Extends Apache Shiro expression such that permissions can be dynamically expanded.

Downloads

4

Readme

Shiro expander Circle CI

Summarize Apache Shiro statements by expressing them using relations between different entities.

Installation

npm install --save shiro-expander

Syntax

This library allows statements to be summarized into a single statement, the syntax for such a summarized statement is as follows:

file:write:{user:me}

You can then define rules which dictate how this expression is expanded, to expand this statement we create 2 rules.

Expand the relation user -> me into user ids.

expander.createRule('user', 'me', function(rule, ids, cb) {
    // Find the user associated with the current user
    someDatabase.query('a-query', function(err, result) {
        cb(null, result.id);
    })
})

Expand the relation file -> user into file ids.
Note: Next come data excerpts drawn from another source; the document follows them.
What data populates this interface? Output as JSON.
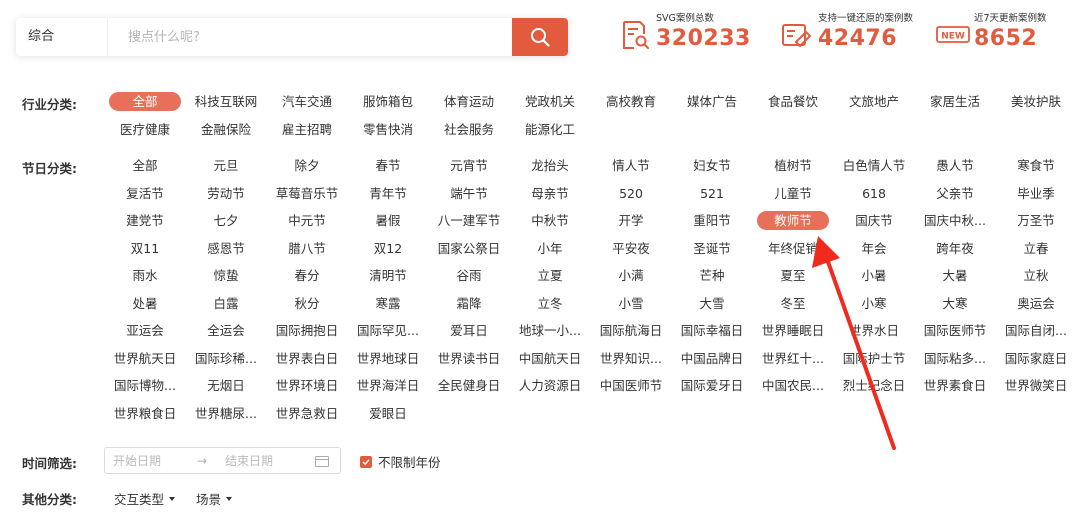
{
  "search": {
    "category": "综合",
    "placeholder": "搜点什么呢?"
  },
  "stats": [
    {
      "label": "SVG案例总数",
      "value": "320233",
      "icon": "document-search-icon"
    },
    {
      "label": "支持一键还原的案例数",
      "value": "42476",
      "icon": "restore-icon"
    },
    {
      "label": "近7天更新案例数",
      "value": "8652",
      "icon": "new-badge-icon",
      "badge": "NEW"
    }
  ],
  "industry": {
    "label": "行业分类:",
    "items": [
      "全部",
      "科技互联网",
      "汽车交通",
      "服饰箱包",
      "体育运动",
      "党政机关",
      "高校教育",
      "媒体广告",
      "食品餐饮",
      "文旅地产",
      "家居生活",
      "美妆护肤",
      "医疗健康",
      "金融保险",
      "雇主招聘",
      "零售快消",
      "社会服务",
      "能源化工"
    ],
    "active": "全部"
  },
  "festival": {
    "label": "节日分类:",
    "items": [
      "全部",
      "元旦",
      "除夕",
      "春节",
      "元宵节",
      "龙抬头",
      "情人节",
      "妇女节",
      "植树节",
      "白色情人节",
      "愚人节",
      "寒食节",
      "复活节",
      "劳动节",
      "草莓音乐节",
      "青年节",
      "端午节",
      "母亲节",
      "520",
      "521",
      "儿童节",
      "618",
      "父亲节",
      "毕业季",
      "建党节",
      "七夕",
      "中元节",
      "暑假",
      "八一建军节",
      "中秋节",
      "开学",
      "重阳节",
      "教师节",
      "国庆节",
      "国庆中秋...",
      "万圣节",
      "双11",
      "感恩节",
      "腊八节",
      "双12",
      "国家公祭日",
      "小年",
      "平安夜",
      "圣诞节",
      "年终促销",
      "年会",
      "跨年夜",
      "立春",
      "雨水",
      "惊蛰",
      "春分",
      "清明节",
      "谷雨",
      "立夏",
      "小满",
      "芒种",
      "夏至",
      "小暑",
      "大暑",
      "立秋",
      "处暑",
      "白露",
      "秋分",
      "寒露",
      "霜降",
      "立冬",
      "小雪",
      "大雪",
      "冬至",
      "小寒",
      "大寒",
      "奥运会",
      "亚运会",
      "全运会",
      "国际拥抱日",
      "国际罕见...",
      "爱耳日",
      "地球一小...",
      "国际航海日",
      "国际幸福日",
      "世界睡眠日",
      "世界水日",
      "国际医师节",
      "国际自闭...",
      "世界航天日",
      "国际珍稀...",
      "世界表白日",
      "世界地球日",
      "世界读书日",
      "中国航天日",
      "世界知识...",
      "中国品牌日",
      "世界红十...",
      "国际护士节",
      "国际粘多...",
      "国际家庭日",
      "国际博物...",
      "无烟日",
      "世界环境日",
      "世界海洋日",
      "全民健身日",
      "人力资源日",
      "中国医师节",
      "国际爱牙日",
      "中国农民...",
      "烈士纪念日",
      "世界素食日",
      "世界微笑日",
      "世界粮食日",
      "世界糖尿...",
      "世界急救日",
      "爱眼日"
    ],
    "active": "教师节"
  },
  "time": {
    "label": "时间筛选:",
    "start_placeholder": "开始日期",
    "arrow": "→",
    "end_placeholder": "结束日期",
    "unlimited": "不限制年份",
    "unlimited_checked": true
  },
  "other": {
    "label": "其他分类:",
    "dropdowns": [
      "交互类型",
      "场景"
    ]
  },
  "colors": {
    "accent": "#e35b3f",
    "active_tag": "#e8705a",
    "annotation_arrow": "#f02a1c"
  }
}
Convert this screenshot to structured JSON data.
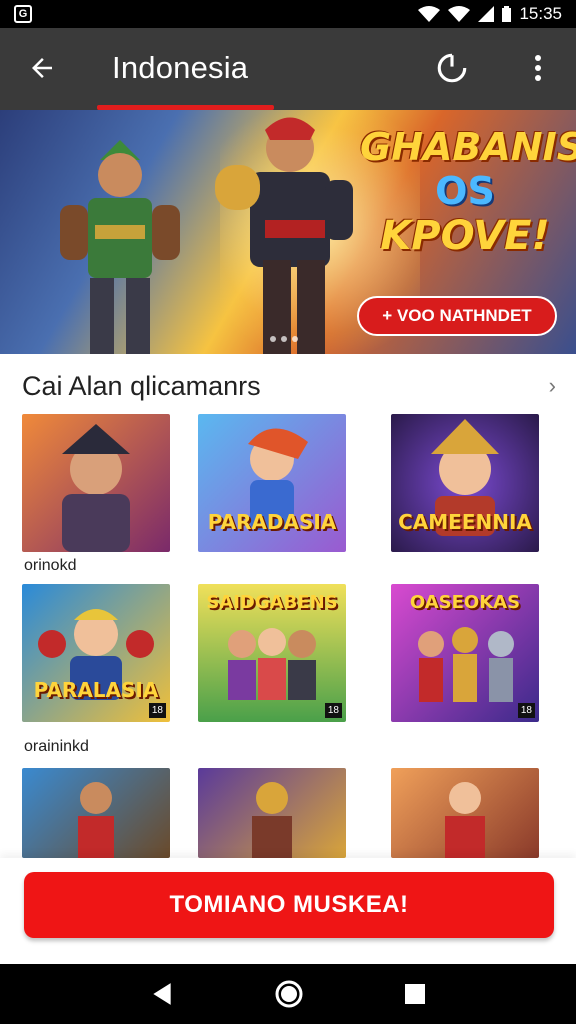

expander.createRule('file', 'user', function(rule, ids, cb) {
    // Find the files owned by the users in `ids`.

    someDatabase.query('select files where userId in ids', function( err, result) {
        var fileIds = result.map(result, function(f) { return f.id; });
        cb(err, fileIds);
    })
})

Finally expand the rule using the created expander:

expander.expand('file:write:{user:me}', function(err, statements) {
    // Statements will contain a rule for each `fileId` in `fileIds`.
    // Statements is an array with values in the following format `file:write:<fileId>`
})

Rule generation

Some rules will be inferred from the rules already generated.

From the rules below we will be able to infer other rules:

file -> user
user -> organization
organization -> me

The library will automatically generate the following rules:

file -> organization
file -> me
user -> me

These will chain the rules such that there is a path between each relation.

file -> me
equals
file -> user -> organization -> me

Examples

Examples are available in the examples folder of this repository.

Contribution

Feel free to send me a Pull Request / Issue if you think something is broken or can be improved upon.

To run tests locally you simple run npm test

If you are making changes to the library grunt watch will keep your changes in check with coding style and run the unit tests to ensure nothing breaks.